How to get MySQL to sorting Unicode strings correctly
We received a report from one TeamworkPM customer that the sorting for Czech language on our people page was incorrect.
It took me 30 minutes to track down the problem so I hope this will safe some of you a bit of frustration.
Problem #1 - Merging of accented and non-accented characters
Say we had 2 users - "Candy" and "Čatelyn" (note the accent on Č), MySQL was returning only one row when we ran the following code
SELECT DISTINCT ucase( left( userFirstName, 1 ) ) AS letter
FROM users u
ORDER BY letter
was returning just 1 row with "C".
We wanted it to return "C" and "Č".
The fix:
I was scratching my head but it's obvious in hindsight – we just needed to change the collation on the userFirstname field from utf8_unicode_ci to utf8_bin.

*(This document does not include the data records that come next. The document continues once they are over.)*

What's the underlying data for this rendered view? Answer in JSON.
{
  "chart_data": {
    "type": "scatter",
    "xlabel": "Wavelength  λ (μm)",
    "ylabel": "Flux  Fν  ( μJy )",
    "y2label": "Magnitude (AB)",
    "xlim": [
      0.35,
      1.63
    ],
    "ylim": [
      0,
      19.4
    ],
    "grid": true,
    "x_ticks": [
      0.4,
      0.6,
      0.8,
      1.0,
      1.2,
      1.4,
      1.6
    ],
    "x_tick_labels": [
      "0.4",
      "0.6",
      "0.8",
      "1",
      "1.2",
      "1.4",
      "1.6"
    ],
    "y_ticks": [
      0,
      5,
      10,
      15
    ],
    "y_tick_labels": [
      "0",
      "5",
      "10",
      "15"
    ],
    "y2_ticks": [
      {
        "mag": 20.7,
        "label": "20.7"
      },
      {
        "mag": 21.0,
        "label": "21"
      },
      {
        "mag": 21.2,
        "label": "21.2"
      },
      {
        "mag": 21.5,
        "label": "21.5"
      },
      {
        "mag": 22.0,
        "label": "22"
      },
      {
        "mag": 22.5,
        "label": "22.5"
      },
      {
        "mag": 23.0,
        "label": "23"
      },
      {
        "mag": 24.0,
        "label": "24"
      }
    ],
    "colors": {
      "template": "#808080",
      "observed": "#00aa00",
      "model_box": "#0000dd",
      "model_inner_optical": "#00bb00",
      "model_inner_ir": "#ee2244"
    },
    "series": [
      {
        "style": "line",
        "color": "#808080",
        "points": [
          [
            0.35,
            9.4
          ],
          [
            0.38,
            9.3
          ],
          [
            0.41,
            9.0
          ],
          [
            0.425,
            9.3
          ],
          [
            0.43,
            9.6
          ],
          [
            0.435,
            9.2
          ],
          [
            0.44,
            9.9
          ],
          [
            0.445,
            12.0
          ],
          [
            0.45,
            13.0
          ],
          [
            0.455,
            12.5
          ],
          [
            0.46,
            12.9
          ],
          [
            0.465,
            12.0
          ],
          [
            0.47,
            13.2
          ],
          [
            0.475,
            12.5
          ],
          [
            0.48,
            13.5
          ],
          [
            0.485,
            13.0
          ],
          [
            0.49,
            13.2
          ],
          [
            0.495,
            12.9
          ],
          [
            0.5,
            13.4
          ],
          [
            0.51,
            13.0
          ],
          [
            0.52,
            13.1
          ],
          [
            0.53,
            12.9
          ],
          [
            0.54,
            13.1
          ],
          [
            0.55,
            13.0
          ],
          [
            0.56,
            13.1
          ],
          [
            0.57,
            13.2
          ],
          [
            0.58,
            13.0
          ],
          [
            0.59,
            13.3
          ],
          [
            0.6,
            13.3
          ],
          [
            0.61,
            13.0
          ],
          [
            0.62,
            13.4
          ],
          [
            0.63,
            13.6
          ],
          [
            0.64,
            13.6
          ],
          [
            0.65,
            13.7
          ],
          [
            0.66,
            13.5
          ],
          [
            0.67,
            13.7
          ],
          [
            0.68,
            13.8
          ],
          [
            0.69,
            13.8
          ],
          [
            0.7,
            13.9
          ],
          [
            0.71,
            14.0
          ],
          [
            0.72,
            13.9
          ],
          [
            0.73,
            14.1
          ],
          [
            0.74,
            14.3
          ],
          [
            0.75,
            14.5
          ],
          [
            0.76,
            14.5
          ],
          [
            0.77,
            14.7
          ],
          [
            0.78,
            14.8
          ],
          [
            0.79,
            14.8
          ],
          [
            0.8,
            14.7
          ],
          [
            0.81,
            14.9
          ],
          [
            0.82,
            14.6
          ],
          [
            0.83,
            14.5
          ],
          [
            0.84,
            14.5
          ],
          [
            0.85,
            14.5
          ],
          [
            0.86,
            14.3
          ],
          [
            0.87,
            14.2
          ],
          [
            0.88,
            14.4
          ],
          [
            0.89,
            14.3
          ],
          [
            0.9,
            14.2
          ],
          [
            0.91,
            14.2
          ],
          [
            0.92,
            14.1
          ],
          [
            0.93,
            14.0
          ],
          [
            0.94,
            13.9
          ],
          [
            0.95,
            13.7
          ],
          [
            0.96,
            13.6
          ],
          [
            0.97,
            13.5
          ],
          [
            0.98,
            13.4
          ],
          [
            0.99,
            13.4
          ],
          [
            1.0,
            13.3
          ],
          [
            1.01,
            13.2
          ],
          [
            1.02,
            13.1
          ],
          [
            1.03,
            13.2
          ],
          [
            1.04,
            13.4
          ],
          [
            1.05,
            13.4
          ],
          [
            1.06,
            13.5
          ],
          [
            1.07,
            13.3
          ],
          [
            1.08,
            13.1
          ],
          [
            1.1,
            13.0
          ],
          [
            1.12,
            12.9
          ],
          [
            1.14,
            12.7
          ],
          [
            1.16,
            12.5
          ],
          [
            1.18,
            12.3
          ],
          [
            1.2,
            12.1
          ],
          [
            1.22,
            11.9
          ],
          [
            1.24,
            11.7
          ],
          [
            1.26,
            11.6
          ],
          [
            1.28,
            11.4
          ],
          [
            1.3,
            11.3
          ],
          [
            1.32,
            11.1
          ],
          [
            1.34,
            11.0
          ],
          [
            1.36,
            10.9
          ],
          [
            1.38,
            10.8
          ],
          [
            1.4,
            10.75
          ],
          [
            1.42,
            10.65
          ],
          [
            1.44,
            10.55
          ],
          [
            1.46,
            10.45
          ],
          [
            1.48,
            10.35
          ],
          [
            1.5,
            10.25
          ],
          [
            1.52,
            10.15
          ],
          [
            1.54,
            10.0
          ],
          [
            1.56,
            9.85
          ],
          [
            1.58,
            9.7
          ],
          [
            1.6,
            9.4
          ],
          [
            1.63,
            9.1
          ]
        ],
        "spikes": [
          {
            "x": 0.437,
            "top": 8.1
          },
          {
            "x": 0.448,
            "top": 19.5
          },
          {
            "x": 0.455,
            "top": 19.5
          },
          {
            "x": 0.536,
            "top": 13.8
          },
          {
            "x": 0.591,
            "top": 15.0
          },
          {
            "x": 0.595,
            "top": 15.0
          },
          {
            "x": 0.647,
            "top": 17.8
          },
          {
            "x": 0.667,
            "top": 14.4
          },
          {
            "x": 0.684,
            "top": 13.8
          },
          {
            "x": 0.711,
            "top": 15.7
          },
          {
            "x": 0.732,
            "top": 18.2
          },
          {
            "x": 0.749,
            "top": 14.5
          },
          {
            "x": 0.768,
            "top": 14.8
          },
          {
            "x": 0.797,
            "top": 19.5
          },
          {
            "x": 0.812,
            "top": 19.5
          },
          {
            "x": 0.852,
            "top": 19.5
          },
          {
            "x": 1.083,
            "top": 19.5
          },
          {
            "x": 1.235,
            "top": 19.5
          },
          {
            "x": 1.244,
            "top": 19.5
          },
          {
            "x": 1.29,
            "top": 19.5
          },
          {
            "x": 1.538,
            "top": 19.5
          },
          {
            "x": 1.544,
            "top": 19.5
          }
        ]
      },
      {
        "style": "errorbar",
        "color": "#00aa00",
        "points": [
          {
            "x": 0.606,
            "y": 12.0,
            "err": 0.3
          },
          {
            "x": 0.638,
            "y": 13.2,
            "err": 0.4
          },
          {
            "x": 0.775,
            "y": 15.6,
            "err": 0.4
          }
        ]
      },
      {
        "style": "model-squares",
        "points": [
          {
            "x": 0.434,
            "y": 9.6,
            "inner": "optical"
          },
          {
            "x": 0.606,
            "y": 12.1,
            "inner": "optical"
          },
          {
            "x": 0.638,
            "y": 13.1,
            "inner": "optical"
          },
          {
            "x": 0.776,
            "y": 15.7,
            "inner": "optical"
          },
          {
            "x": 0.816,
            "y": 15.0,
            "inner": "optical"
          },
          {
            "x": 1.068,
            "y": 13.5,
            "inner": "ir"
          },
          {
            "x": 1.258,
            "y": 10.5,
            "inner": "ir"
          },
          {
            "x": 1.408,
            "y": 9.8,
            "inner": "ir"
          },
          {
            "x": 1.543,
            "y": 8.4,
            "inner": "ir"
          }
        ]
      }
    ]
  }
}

Problem #2 - Sort order incorrect
That was one problem fixed. It turns out that MySQL was still putting names that start with accented characters at the end of the list so we had:
Anya
Candy
Mary
Čatelyn
instead of
Anya
Candy
Čatelyn
Mary
To fix this I just sorted using the following:
SELECT DISTINCT ucase( left( userFirstName, 1 ) ) AS letter
FROM users u
ORDER BY letter collate utf8_general_ci, letter
Hope this helps somebody.